Years of stress and campaigning resulted in her suffering two aneurysms. The last, in 2009, left her in a coma, with doctors telling family it was unlikely she would survive.
Sara, who now has limited movement in her left arm and short-term memory loss, said: “Things changed after the strokes. I couldn’t let my kids lose their mum as well.
“I knew I had to be easier on myself so I started working less.”
In 2014 the family was dealt another blow when Michael, whose despair had driven him to drinking, was found dead at his home. But Sara, now a gran of four, says their lost little girl has managed to bring comfort through it all and still brings the family together.
She said: “I try to include Sarah in the children’s lives.
“We have a huge picture on the wall of the family and right next to it is a large picture of Sarah. She is still one of the gang. She will for ever be part of the family.
“Sarah had a pink blanket that’s safely put away but every now and again it goes missing. It is always with one of the other children.
“The coroner very kindly cut me a loop of Sarah’s hair. And every now and then I look at it and touch it and remember she was real . . . not a picture on a poster or any of those things.
“Sometimes I just need to know that she was actually here and that she’d come from me.” The book has also helped preserve the links between mother and daughter.

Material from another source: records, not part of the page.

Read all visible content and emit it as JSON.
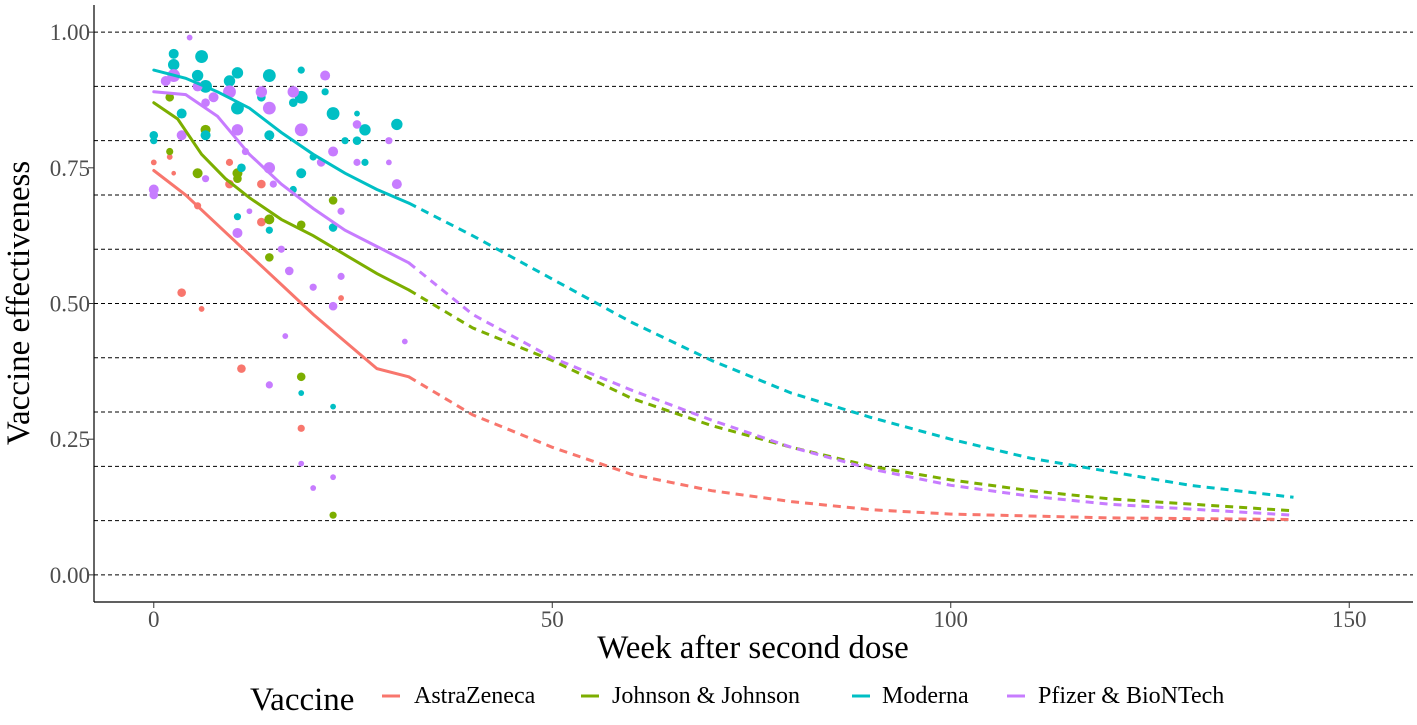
{
  "chart_data": {
    "type": "scatter",
    "xlabel": "Week after second dose",
    "ylabel": "Vaccine effectiveness",
    "xlim": [
      -7.5,
      158
    ],
    "ylim": [
      -0.05,
      1.05
    ],
    "x_ticks": [
      0,
      50,
      100,
      150
    ],
    "x_tick_labels": [
      "0",
      "50",
      "100",
      "150"
    ],
    "y_ticks": [
      0,
      0.25,
      0.5,
      0.75,
      1.0
    ],
    "y_tick_labels": [
      "0.00",
      "0.25",
      "0.50",
      "0.75",
      "1.00"
    ],
    "gridlines_y": [
      0,
      0.1,
      0.2,
      0.3,
      0.4,
      0.5,
      0.6,
      0.7,
      0.8,
      0.9,
      1.0
    ],
    "grid": "horizontal dashed",
    "legend": {
      "title": "Vaccine",
      "position": "bottom",
      "entries": [
        "AstraZeneca",
        "Johnson & Johnson",
        "Moderna",
        "Pfizer & BioNTech"
      ]
    },
    "colors": {
      "AstraZeneca": "#F8766D",
      "Johnson & Johnson": "#7CAE00",
      "Moderna": "#00BFC4",
      "Pfizer & BioNTech": "#C77CFF"
    },
    "series": [
      {
        "name": "AstraZeneca",
        "color": "#F8766D",
        "points": [
          [
            0,
            0.76,
            1
          ],
          [
            2,
            0.77,
            1
          ],
          [
            2.5,
            0.74,
            0.6
          ],
          [
            3.5,
            0.52,
            2
          ],
          [
            5.5,
            0.68,
            1.5
          ],
          [
            6,
            0.49,
            1
          ],
          [
            9.5,
            0.76,
            1.5
          ],
          [
            9.5,
            0.72,
            2
          ],
          [
            11,
            0.38,
            2
          ],
          [
            13.5,
            0.72,
            2
          ],
          [
            13.5,
            0.65,
            2
          ],
          [
            18.5,
            0.27,
            1.5
          ],
          [
            23.5,
            0.51,
            1
          ]
        ],
        "fit": [
          [
            0,
            0.745
          ],
          [
            4,
            0.7
          ],
          [
            8,
            0.645
          ],
          [
            12,
            0.59
          ],
          [
            16,
            0.535
          ],
          [
            20,
            0.48
          ],
          [
            24,
            0.43
          ],
          [
            28,
            0.38
          ],
          [
            32,
            0.365
          ]
        ],
        "projection": [
          [
            32,
            0.365
          ],
          [
            40,
            0.295
          ],
          [
            50,
            0.235
          ],
          [
            60,
            0.185
          ],
          [
            70,
            0.155
          ],
          [
            80,
            0.135
          ],
          [
            90,
            0.12
          ],
          [
            100,
            0.112
          ],
          [
            120,
            0.105
          ],
          [
            143,
            0.102
          ]
        ]
      },
      {
        "name": "Johnson & Johnson",
        "color": "#7CAE00",
        "points": [
          [
            2,
            0.88,
            2
          ],
          [
            2,
            0.78,
            1.5
          ],
          [
            5.5,
            0.74,
            2.5
          ],
          [
            6.5,
            0.82,
            2.5
          ],
          [
            10.5,
            0.74,
            2.5
          ],
          [
            10.5,
            0.73,
            2
          ],
          [
            14.5,
            0.655,
            2.5
          ],
          [
            14.5,
            0.585,
            2
          ],
          [
            18.5,
            0.645,
            2
          ],
          [
            18.5,
            0.365,
            2
          ],
          [
            22.5,
            0.69,
            2
          ],
          [
            22.5,
            0.11,
            1.5
          ]
        ],
        "fit": [
          [
            0,
            0.87
          ],
          [
            3,
            0.84
          ],
          [
            6,
            0.775
          ],
          [
            9,
            0.73
          ],
          [
            12,
            0.695
          ],
          [
            16,
            0.655
          ],
          [
            20,
            0.625
          ],
          [
            24,
            0.59
          ],
          [
            28,
            0.555
          ],
          [
            32,
            0.525
          ]
        ],
        "projection": [
          [
            32,
            0.525
          ],
          [
            40,
            0.455
          ],
          [
            50,
            0.395
          ],
          [
            60,
            0.325
          ],
          [
            70,
            0.275
          ],
          [
            80,
            0.235
          ],
          [
            90,
            0.2
          ],
          [
            100,
            0.175
          ],
          [
            110,
            0.155
          ],
          [
            120,
            0.14
          ],
          [
            143,
            0.118
          ]
        ]
      },
      {
        "name": "Moderna",
        "color": "#00BFC4",
        "points": [
          [
            0,
            0.81,
            2
          ],
          [
            0,
            0.8,
            1.5
          ],
          [
            2.5,
            0.96,
            2.5
          ],
          [
            2.5,
            0.94,
            3
          ],
          [
            3.5,
            0.85,
            2.5
          ],
          [
            5.5,
            0.92,
            3
          ],
          [
            6,
            0.955,
            3.5
          ],
          [
            6.5,
            0.9,
            3.5
          ],
          [
            6.5,
            0.81,
            2.5
          ],
          [
            9.5,
            0.91,
            3
          ],
          [
            10.5,
            0.925,
            3
          ],
          [
            10.5,
            0.86,
            3.5
          ],
          [
            10.5,
            0.66,
            1.5
          ],
          [
            11,
            0.75,
            2
          ],
          [
            13.5,
            0.88,
            2
          ],
          [
            14.5,
            0.92,
            3.5
          ],
          [
            14.5,
            0.81,
            2.5
          ],
          [
            14.5,
            0.635,
            1.5
          ],
          [
            17.5,
            0.87,
            2
          ],
          [
            18.5,
            0.93,
            1.5
          ],
          [
            18.5,
            0.88,
            3.5
          ],
          [
            18.5,
            0.74,
            2.5
          ],
          [
            18.5,
            0.335,
            1
          ],
          [
            20,
            0.77,
            1.5
          ],
          [
            21.5,
            0.89,
            1.5
          ],
          [
            22.5,
            0.85,
            3.5
          ],
          [
            22.5,
            0.64,
            2
          ],
          [
            22.5,
            0.31,
            1
          ],
          [
            24,
            0.8,
            1.5
          ],
          [
            25.5,
            0.8,
            2
          ],
          [
            25.5,
            0.85,
            1
          ],
          [
            26.5,
            0.82,
            3
          ],
          [
            26.5,
            0.76,
            1.5
          ],
          [
            30.5,
            0.83,
            3
          ],
          [
            17.5,
            0.71,
            1.5
          ]
        ],
        "fit": [
          [
            0,
            0.93
          ],
          [
            4,
            0.915
          ],
          [
            8,
            0.89
          ],
          [
            12,
            0.86
          ],
          [
            16,
            0.815
          ],
          [
            20,
            0.775
          ],
          [
            24,
            0.74
          ],
          [
            28,
            0.71
          ],
          [
            32,
            0.685
          ]
        ],
        "projection": [
          [
            32,
            0.685
          ],
          [
            40,
            0.625
          ],
          [
            50,
            0.545
          ],
          [
            60,
            0.465
          ],
          [
            70,
            0.395
          ],
          [
            80,
            0.335
          ],
          [
            90,
            0.29
          ],
          [
            100,
            0.25
          ],
          [
            110,
            0.215
          ],
          [
            120,
            0.19
          ],
          [
            130,
            0.165
          ],
          [
            143,
            0.143
          ]
        ]
      },
      {
        "name": "Pfizer & BioNTech",
        "color": "#C77CFF",
        "points": [
          [
            0,
            0.71,
            2.5
          ],
          [
            0,
            0.7,
            2
          ],
          [
            1.5,
            0.91,
            2.5
          ],
          [
            2.5,
            0.92,
            3.5
          ],
          [
            3.5,
            0.81,
            2.5
          ],
          [
            4.5,
            0.99,
            1
          ],
          [
            5.5,
            0.9,
            2.5
          ],
          [
            6.5,
            0.87,
            2
          ],
          [
            6.5,
            0.73,
            1.5
          ],
          [
            7.5,
            0.88,
            2.5
          ],
          [
            9.5,
            0.89,
            3.5
          ],
          [
            10.5,
            0.82,
            3
          ],
          [
            10.5,
            0.63,
            2.5
          ],
          [
            11.5,
            0.78,
            1.5
          ],
          [
            12,
            0.67,
            1
          ],
          [
            13.5,
            0.89,
            3
          ],
          [
            14.5,
            0.86,
            3.5
          ],
          [
            14.5,
            0.75,
            3
          ],
          [
            14.5,
            0.35,
            1.5
          ],
          [
            15,
            0.72,
            1.5
          ],
          [
            16,
            0.6,
            1.5
          ],
          [
            16.5,
            0.44,
            1
          ],
          [
            17,
            0.56,
            2
          ],
          [
            17.5,
            0.89,
            3
          ],
          [
            18.5,
            0.82,
            3.5
          ],
          [
            18.5,
            0.205,
            1
          ],
          [
            20,
            0.53,
            1.5
          ],
          [
            20,
            0.16,
            1
          ],
          [
            21,
            0.76,
            2
          ],
          [
            21.5,
            0.92,
            2.5
          ],
          [
            22.5,
            0.78,
            2.5
          ],
          [
            22.5,
            0.495,
            2
          ],
          [
            22.5,
            0.18,
            1
          ],
          [
            23.5,
            0.67,
            1.5
          ],
          [
            23.5,
            0.55,
            1.5
          ],
          [
            25.5,
            0.83,
            2
          ],
          [
            25.5,
            0.76,
            1.5
          ],
          [
            29.5,
            0.8,
            1.5
          ],
          [
            29.5,
            0.76,
            1
          ],
          [
            30.5,
            0.72,
            2.5
          ],
          [
            31.5,
            0.43,
            1
          ]
        ],
        "fit": [
          [
            0,
            0.89
          ],
          [
            4,
            0.885
          ],
          [
            8,
            0.845
          ],
          [
            12,
            0.775
          ],
          [
            16,
            0.72
          ],
          [
            20,
            0.675
          ],
          [
            24,
            0.635
          ],
          [
            28,
            0.605
          ],
          [
            32,
            0.575
          ]
        ],
        "projection": [
          [
            32,
            0.575
          ],
          [
            40,
            0.48
          ],
          [
            50,
            0.4
          ],
          [
            60,
            0.34
          ],
          [
            70,
            0.285
          ],
          [
            80,
            0.235
          ],
          [
            90,
            0.195
          ],
          [
            100,
            0.165
          ],
          [
            110,
            0.145
          ],
          [
            120,
            0.13
          ],
          [
            143,
            0.11
          ]
        ]
      }
    ]
  }
}
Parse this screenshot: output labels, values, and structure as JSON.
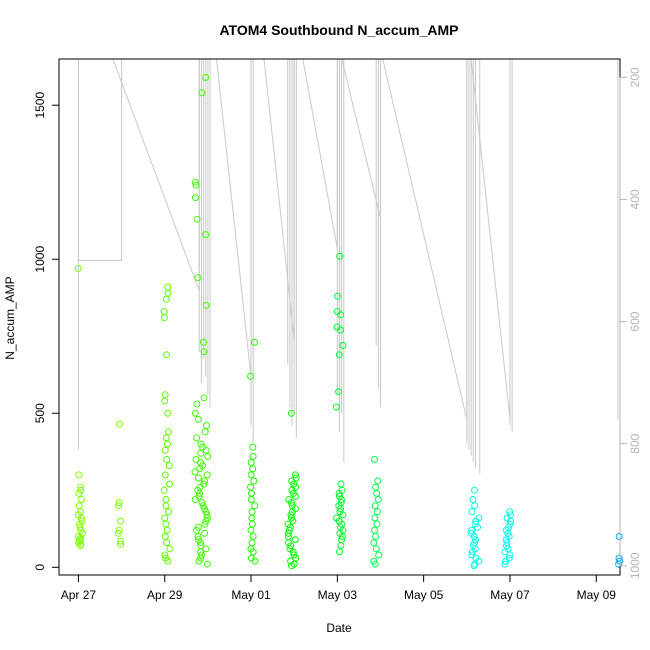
{
  "chart_data": {
    "type": "scatter",
    "title": "ATOM4 Southbound N_accum_AMP",
    "xlabel": "Date",
    "ylabel": "N_accum_AMP",
    "x_unit": "days since Apr 27",
    "xlim": [
      -0.45,
      12.55
    ],
    "ylim": [
      -25,
      1650
    ],
    "y_ticks": [
      0,
      500,
      1000,
      1500
    ],
    "x_ticks": [
      {
        "value": 0,
        "label": "Apr 27"
      },
      {
        "value": 2,
        "label": "Apr 29"
      },
      {
        "value": 4,
        "label": "May 01"
      },
      {
        "value": 6,
        "label": "May 03"
      },
      {
        "value": 8,
        "label": "May 05"
      },
      {
        "value": 10,
        "label": "May 07"
      },
      {
        "value": 12,
        "label": "May 09"
      }
    ],
    "secondary_axis": {
      "ylim": [
        1015,
        170
      ],
      "reversed": true,
      "ticks": [
        200,
        400,
        600,
        800,
        1000
      ],
      "color": "#b5b5b5"
    },
    "clusters": [
      {
        "x": 0.05,
        "spread": 0.06,
        "color": "#7fff00",
        "values": [
          70,
          75,
          80,
          85,
          90,
          95,
          100,
          110,
          120,
          130,
          140,
          150,
          160,
          170,
          180,
          200,
          220,
          240,
          250,
          260,
          300,
          970
        ]
      },
      {
        "x": 0.95,
        "spread": 0.03,
        "color": "#7fff00",
        "values": [
          75,
          85,
          110,
          120,
          150,
          200,
          210,
          465
        ]
      },
      {
        "x": 2.05,
        "spread": 0.07,
        "color": "#5cff00",
        "values": [
          20,
          30,
          40,
          60,
          80,
          100,
          120,
          140,
          160,
          180,
          200,
          220,
          250,
          270,
          300,
          330,
          350,
          380,
          400,
          420,
          440,
          500,
          540,
          560,
          690,
          810,
          830,
          870,
          890,
          910
        ]
      },
      {
        "x": 2.85,
        "spread": 0.15,
        "color": "#3dff00",
        "values": [
          10,
          20,
          30,
          40,
          50,
          60,
          70,
          80,
          90,
          100,
          110,
          120,
          130,
          140,
          150,
          160,
          170,
          180,
          190,
          200,
          210,
          220,
          230,
          240,
          250,
          260,
          270,
          280,
          290,
          300,
          310,
          320,
          330,
          340,
          350,
          360,
          370,
          380,
          390,
          400,
          420,
          440,
          460,
          480,
          500,
          530,
          550,
          700,
          730,
          850,
          940,
          1080,
          1130,
          1200,
          1240,
          1250,
          1540,
          1590
        ]
      },
      {
        "x": 4.05,
        "spread": 0.06,
        "color": "#21ff00",
        "values": [
          20,
          30,
          50,
          60,
          80,
          100,
          120,
          140,
          160,
          180,
          200,
          220,
          240,
          260,
          280,
          300,
          320,
          340,
          360,
          390,
          620,
          730
        ]
      },
      {
        "x": 4.95,
        "spread": 0.1,
        "color": "#05ff00",
        "values": [
          5,
          10,
          20,
          30,
          40,
          50,
          60,
          70,
          80,
          90,
          100,
          110,
          120,
          130,
          140,
          150,
          160,
          170,
          180,
          190,
          200,
          210,
          220,
          230,
          240,
          250,
          260,
          270,
          280,
          290,
          300,
          500
        ]
      },
      {
        "x": 6.05,
        "spread": 0.08,
        "color": "#00ff2a",
        "values": [
          50,
          70,
          90,
          100,
          110,
          120,
          130,
          140,
          150,
          160,
          170,
          180,
          190,
          200,
          210,
          220,
          230,
          240,
          250,
          270,
          520,
          570,
          690,
          720,
          770,
          780,
          820,
          830,
          880,
          1010
        ]
      },
      {
        "x": 6.9,
        "spread": 0.06,
        "color": "#00ff4f",
        "values": [
          10,
          20,
          40,
          60,
          80,
          100,
          120,
          140,
          160,
          180,
          200,
          220,
          240,
          260,
          280,
          350
        ]
      },
      {
        "x": 9.2,
        "spread": 0.1,
        "color": "#00ffe5",
        "values": [
          5,
          10,
          20,
          30,
          40,
          50,
          60,
          70,
          80,
          90,
          100,
          110,
          120,
          130,
          140,
          150,
          160,
          180,
          200,
          220,
          250
        ]
      },
      {
        "x": 9.95,
        "spread": 0.07,
        "color": "#00fff2",
        "values": [
          10,
          20,
          30,
          40,
          50,
          60,
          70,
          80,
          90,
          100,
          110,
          120,
          130,
          140,
          150,
          160,
          170,
          180
        ]
      },
      {
        "x": 12.6,
        "spread": 0.1,
        "color": "#00aaff",
        "values": [
          5,
          10,
          20,
          30,
          40,
          50,
          60,
          70,
          80,
          90,
          100,
          110,
          120,
          130,
          140,
          150
        ]
      }
    ],
    "secondary_series": {
      "color": "#c8c8c8",
      "polyline": [
        [
          0.0,
          170
        ],
        [
          0.0,
          500
        ],
        [
          1.0,
          500
        ],
        [
          1.0,
          170
        ],
        [
          0.8,
          170
        ],
        [
          2.8,
          550
        ],
        [
          2.8,
          170
        ],
        [
          3.2,
          170
        ],
        [
          4.0,
          690
        ],
        [
          4.0,
          170
        ],
        [
          4.3,
          170
        ],
        [
          5.0,
          630
        ],
        [
          5.0,
          170
        ],
        [
          5.2,
          170
        ],
        [
          6.0,
          480
        ],
        [
          6.0,
          170
        ],
        [
          6.1,
          170
        ],
        [
          7.0,
          430
        ],
        [
          7.0,
          170
        ],
        [
          7.05,
          170
        ],
        [
          9.0,
          760
        ],
        [
          9.0,
          170
        ],
        [
          9.1,
          170
        ],
        [
          10.0,
          760
        ],
        [
          10.0,
          170
        ],
        [
          10.05,
          170
        ]
      ],
      "spikes": [
        {
          "x": 0.0,
          "top": 170,
          "bottom": 810
        },
        {
          "x": 2.8,
          "top": 170,
          "bottom": 650
        },
        {
          "x": 2.85,
          "top": 170,
          "bottom": 700
        },
        {
          "x": 2.9,
          "top": 170,
          "bottom": 660
        },
        {
          "x": 2.95,
          "top": 170,
          "bottom": 690
        },
        {
          "x": 3.0,
          "top": 170,
          "bottom": 720
        },
        {
          "x": 3.05,
          "top": 170,
          "bottom": 740
        },
        {
          "x": 4.0,
          "top": 170,
          "bottom": 770
        },
        {
          "x": 4.05,
          "top": 170,
          "bottom": 800
        },
        {
          "x": 4.85,
          "top": 170,
          "bottom": 670
        },
        {
          "x": 4.9,
          "top": 170,
          "bottom": 740
        },
        {
          "x": 4.95,
          "top": 170,
          "bottom": 770
        },
        {
          "x": 5.0,
          "top": 170,
          "bottom": 750
        },
        {
          "x": 5.05,
          "top": 170,
          "bottom": 790
        },
        {
          "x": 6.0,
          "top": 170,
          "bottom": 720
        },
        {
          "x": 6.05,
          "top": 170,
          "bottom": 780
        },
        {
          "x": 6.1,
          "top": 170,
          "bottom": 750
        },
        {
          "x": 6.15,
          "top": 170,
          "bottom": 830
        },
        {
          "x": 6.9,
          "top": 170,
          "bottom": 640
        },
        {
          "x": 6.95,
          "top": 170,
          "bottom": 710
        },
        {
          "x": 7.0,
          "top": 170,
          "bottom": 740
        },
        {
          "x": 9.0,
          "top": 170,
          "bottom": 800
        },
        {
          "x": 9.05,
          "top": 170,
          "bottom": 810
        },
        {
          "x": 9.1,
          "top": 170,
          "bottom": 820
        },
        {
          "x": 9.15,
          "top": 170,
          "bottom": 830
        },
        {
          "x": 9.2,
          "top": 170,
          "bottom": 840
        },
        {
          "x": 9.3,
          "top": 170,
          "bottom": 850
        },
        {
          "x": 10.0,
          "top": 170,
          "bottom": 770
        },
        {
          "x": 10.05,
          "top": 170,
          "bottom": 780
        },
        {
          "x": 12.5,
          "top": 170,
          "bottom": 760
        },
        {
          "x": 12.55,
          "top": 170,
          "bottom": 770
        },
        {
          "x": 12.6,
          "top": 170,
          "bottom": 780
        },
        {
          "x": 12.65,
          "top": 170,
          "bottom": 790
        },
        {
          "x": 12.7,
          "top": 170,
          "bottom": 800
        },
        {
          "x": 12.75,
          "top": 170,
          "bottom": 720
        }
      ]
    }
  }
}
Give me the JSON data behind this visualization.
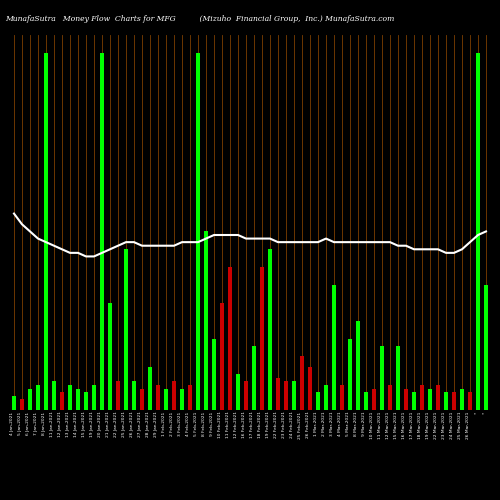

Sara said: “Seeing her become a teenager, slamming doors, tantrums, staying out late — this book touches on what it is to miss those things.
“It’s me talking to her as much as I can.”
Sara added: “I feel that in the past few years we have reclaimed Sarah on her anniversary of her death and birthday from Roy Whiting. July 1 has nothing to do with that man.
“That is a day when all the family get together and remember the day we last saw Sarah.”
- Sara’s book, Letters To Sarah, is out on Thursday. It is published by John Blake and costs £8.99.